Professione

Sui veicoli la deduzione si ferma al 20%

di Giorgio Gavelli

Un costo su cui il legislatore ha inteso predeterminare l’inerenza, forfettizzandola in modo da non consentire soluzioni soggettive , è quello dei veicoli di maggiore diffusione (risoluzione 190/E/2007). La partecipazione delle varie voci di spesa al reddito è disciplinata dall’articolo 164 del Tuir, norma comune tanto al reddito di lavoro autonomo quanto a quello d’impresa. Il problema è che, a seguito di ripetute limature (per motivi, essenzialmente, di mero gettito fiscale), la percentuale vigente oramai dal 2013 è assolutamente insoddisfacente e lontana dalla realtà.

In base a tale disposizione, le spese e gli altri componenti negativi relativi ai mezzi di trasporto a motore esplicitamente citati dal legislatore (ad esempio autovetture, motocicli e ciclomotori) utilizzati nell’esercizio di imprese, arti e professioni, ai fini della determinazione dei relativi redditi sono deducibili nei limiti indicati dalla lettera b), pari al 20 per cento. È, infatti, inapplicabile all’attività professionale la deduzione integrale prevista dalla lettera a), in quanto essa si ricollega ad un utilizzo dei veicoli «esclusivamente strumentale», vale a dire, secondo l’interpretazione delle Entrate, «senza i quali l’attività stessa non può essere esercitata», come accade per le auto delle imprese che effettuano noleggi o leasing (circolari 48/E/1998, 11/E/2007 e risoluzione 59/E/2007) o quelle utilizzate dalle autoscuole (circolare 11/E/2007).

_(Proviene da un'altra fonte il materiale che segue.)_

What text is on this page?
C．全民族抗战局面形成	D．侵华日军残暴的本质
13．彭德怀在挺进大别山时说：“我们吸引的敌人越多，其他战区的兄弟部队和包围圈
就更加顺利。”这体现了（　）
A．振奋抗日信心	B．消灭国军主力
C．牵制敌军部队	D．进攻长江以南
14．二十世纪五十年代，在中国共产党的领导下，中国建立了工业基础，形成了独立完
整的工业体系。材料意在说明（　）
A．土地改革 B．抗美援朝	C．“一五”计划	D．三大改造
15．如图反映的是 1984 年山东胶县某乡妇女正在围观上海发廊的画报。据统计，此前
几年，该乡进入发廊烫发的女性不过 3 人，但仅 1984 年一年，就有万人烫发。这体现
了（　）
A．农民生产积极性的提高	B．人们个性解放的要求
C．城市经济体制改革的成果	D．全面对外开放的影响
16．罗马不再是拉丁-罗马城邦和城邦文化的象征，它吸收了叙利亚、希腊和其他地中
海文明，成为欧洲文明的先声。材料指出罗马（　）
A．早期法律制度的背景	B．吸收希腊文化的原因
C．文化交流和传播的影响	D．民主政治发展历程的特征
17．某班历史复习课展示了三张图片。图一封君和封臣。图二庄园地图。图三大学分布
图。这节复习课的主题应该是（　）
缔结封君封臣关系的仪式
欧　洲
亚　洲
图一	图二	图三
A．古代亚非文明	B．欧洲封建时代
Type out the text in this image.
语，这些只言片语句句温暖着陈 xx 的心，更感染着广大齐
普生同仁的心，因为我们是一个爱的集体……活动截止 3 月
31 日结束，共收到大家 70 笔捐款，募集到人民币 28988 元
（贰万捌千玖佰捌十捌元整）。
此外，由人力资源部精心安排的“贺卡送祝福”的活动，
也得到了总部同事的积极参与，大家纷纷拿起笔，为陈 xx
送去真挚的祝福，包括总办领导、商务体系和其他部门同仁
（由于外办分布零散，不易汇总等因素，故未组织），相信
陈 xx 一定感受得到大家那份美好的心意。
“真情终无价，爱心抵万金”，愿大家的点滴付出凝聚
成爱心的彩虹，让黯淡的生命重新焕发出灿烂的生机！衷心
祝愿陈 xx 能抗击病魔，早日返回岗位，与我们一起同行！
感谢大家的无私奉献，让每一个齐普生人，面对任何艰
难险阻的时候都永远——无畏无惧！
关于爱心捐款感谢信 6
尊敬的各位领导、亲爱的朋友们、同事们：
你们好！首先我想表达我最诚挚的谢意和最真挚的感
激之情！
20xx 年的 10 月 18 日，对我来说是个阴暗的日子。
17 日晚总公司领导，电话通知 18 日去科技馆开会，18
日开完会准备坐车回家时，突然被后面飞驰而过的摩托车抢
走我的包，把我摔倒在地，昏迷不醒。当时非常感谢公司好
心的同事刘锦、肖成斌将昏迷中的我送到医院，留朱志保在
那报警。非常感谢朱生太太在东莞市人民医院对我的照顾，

Anche la deduzione maggiorata della lettera b-bis, pari al 70%, non è molto frequente nell’ambito del lavoro autonomo, riguardando veicoli acquistati del professionista e concessi in uso promiscuo (“casa e lavoro”) al dipendente, con trattenuta sullo stipendio o imposizione del benefit in busta paga.

Per cui, l’auto utilizzata dal professionista è considerata per la stragrande maggioranza «ad uso personale», mentre un esame oggettivo della realtà attesterebbe un utilizzo al servizio dell’attività decisamente prevalente.

Il coefficiente del 20%, tuttavia, sale al 50% nel caso di lavoratori autonomi in regime dei “minimi”, mentre per i contribuenti forfettari il consumo dell’auto è compreso nel plafond percentuale di deducibilità prefissato sui ricavi.

Oltre alla limitazione forfettaria, ai fini della deducibilità non si tiene conto della parte del costo di acquisizione che eccede i 18.076 euro (e cifre inferiori per ciclomotori e motocicli), ovvero dell’ammontare dei canoni proporzionalmente corrispondente al costo del veicolo che eccede questo parametro (nel caso di beni assunti in locazione finanziaria), ovvero ancora dell’ammontare dei costi di locazione e di noleggio che eccede (sempre per le autovetture) i 3.615,20 euro.

Il legislatore ha precisato che nel caso di esercizio di arti e professioni in forma individuale, la deducibilità è ammessa, nella misura del 20% limitatamente ad un solo veicolo.

Se, invece, l’attività è svolta da società semplici o studi associati, la deducibilità è consentita soltanto per un veicolo per ogni socio o associato. In tale ipotesi, i limiti sopra ricordati sono riferiti a ciascun socio o associato. Questa precisazione ha fatto sorgere qualche contestazione nelle ipotesi in cui i singoli associati acquisiscano l’autoveicolo per uso privato, richiedendo poi all’associazione professionale il rimborso chilometrico dei viaggi documentati svolti per lo svolgimento dell’attività (si veda la scheda a fianco e Il Sole 24 Ore del 26 settembre 2016).